Yoshimura was using a desktop computer for cam-profile calculations. It printed a menu and you selected a program, of which he had a long list. It queries the data, you enter it in steps, then a solution.

Yoshimura spoke of taking intake-flow direction into account in designing cams for the new four-valve-per-cylinder engines.

Auto racers in Japan had tried titanium valves in the late 1960s, but the hard facing fell off the sealing surface and the wear-resistant chrome plating on valve stems chipped. Cast pistons had been okay until engines began making a great deal of power.

Yoshimura spoke of taking intake-flow direction into account in designing cams for the new four-valve-per-cylinder engines. Today, BMW in at least one design opens one intake valve early, producing axial charge swirl that boosts midrange torque.

He also spoke of problems that arise when two separate organizations try to cooperate.

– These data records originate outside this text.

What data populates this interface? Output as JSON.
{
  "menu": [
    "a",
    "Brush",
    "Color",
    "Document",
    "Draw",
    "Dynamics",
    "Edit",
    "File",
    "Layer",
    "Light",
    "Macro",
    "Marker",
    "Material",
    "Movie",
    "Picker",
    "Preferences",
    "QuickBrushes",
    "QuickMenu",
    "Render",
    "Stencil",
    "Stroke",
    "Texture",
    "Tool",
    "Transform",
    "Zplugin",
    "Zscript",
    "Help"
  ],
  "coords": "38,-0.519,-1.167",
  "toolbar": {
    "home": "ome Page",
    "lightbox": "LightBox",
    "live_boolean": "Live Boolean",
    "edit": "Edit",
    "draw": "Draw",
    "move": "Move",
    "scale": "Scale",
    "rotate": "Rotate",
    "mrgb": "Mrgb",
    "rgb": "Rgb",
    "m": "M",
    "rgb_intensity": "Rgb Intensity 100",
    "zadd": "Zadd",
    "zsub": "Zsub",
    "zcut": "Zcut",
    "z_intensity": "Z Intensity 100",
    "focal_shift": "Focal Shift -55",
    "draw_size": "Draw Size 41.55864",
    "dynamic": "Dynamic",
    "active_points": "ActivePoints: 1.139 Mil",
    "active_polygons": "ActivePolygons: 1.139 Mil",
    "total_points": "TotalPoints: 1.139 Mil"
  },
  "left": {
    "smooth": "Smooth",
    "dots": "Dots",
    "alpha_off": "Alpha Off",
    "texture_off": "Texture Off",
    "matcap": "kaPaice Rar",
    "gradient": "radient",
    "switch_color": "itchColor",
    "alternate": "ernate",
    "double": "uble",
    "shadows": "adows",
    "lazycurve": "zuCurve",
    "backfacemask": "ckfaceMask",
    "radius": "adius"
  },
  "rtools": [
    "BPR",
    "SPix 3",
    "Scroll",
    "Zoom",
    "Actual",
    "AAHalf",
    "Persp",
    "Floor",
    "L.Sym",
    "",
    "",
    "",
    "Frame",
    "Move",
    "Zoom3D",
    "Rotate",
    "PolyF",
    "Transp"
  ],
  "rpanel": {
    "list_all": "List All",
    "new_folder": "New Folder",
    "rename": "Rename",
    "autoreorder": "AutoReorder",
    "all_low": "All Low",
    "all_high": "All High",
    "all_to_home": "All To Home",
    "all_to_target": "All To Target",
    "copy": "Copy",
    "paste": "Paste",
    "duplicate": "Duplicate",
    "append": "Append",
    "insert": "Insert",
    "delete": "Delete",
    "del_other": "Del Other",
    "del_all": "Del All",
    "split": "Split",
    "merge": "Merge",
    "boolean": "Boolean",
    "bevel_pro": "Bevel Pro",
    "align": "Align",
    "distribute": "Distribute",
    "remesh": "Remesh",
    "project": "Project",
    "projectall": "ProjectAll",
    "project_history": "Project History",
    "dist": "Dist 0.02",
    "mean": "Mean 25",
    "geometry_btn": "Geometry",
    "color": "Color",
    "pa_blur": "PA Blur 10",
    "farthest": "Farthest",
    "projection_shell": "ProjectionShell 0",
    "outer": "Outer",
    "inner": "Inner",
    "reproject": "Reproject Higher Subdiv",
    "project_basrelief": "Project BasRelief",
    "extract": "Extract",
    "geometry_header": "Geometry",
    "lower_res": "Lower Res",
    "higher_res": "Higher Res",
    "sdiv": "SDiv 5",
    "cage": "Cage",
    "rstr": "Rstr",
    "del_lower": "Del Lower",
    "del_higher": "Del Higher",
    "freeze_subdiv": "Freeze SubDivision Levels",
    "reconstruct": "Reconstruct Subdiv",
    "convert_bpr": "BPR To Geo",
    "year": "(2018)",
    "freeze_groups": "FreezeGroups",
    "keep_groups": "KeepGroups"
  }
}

Suzuki preferred to do everything by remote control, and, in Japan, committee decisions were so pervasive that motorcycles and their sales promotion lacked character. I thought of the two-stroke, three-cylinder GT750: too heavy to be a sportbike, too oddball to be accepted by touring riders. And the RE5 rotary, new technology that sent no other message. Every maker has produced such models that have been pushed aside by the marketplace.

“Decisions taken here are reversed by Japan,” Yoshimura said. “ ‘Don’t use four valve’ was the order, even though the two valve was no longer nearly competitive.”

Despite such differences, the many successes achieved by Yoshimura and Suzuki since 1983 suggest that agile minds applied themselves as much to organizational as to technical problems.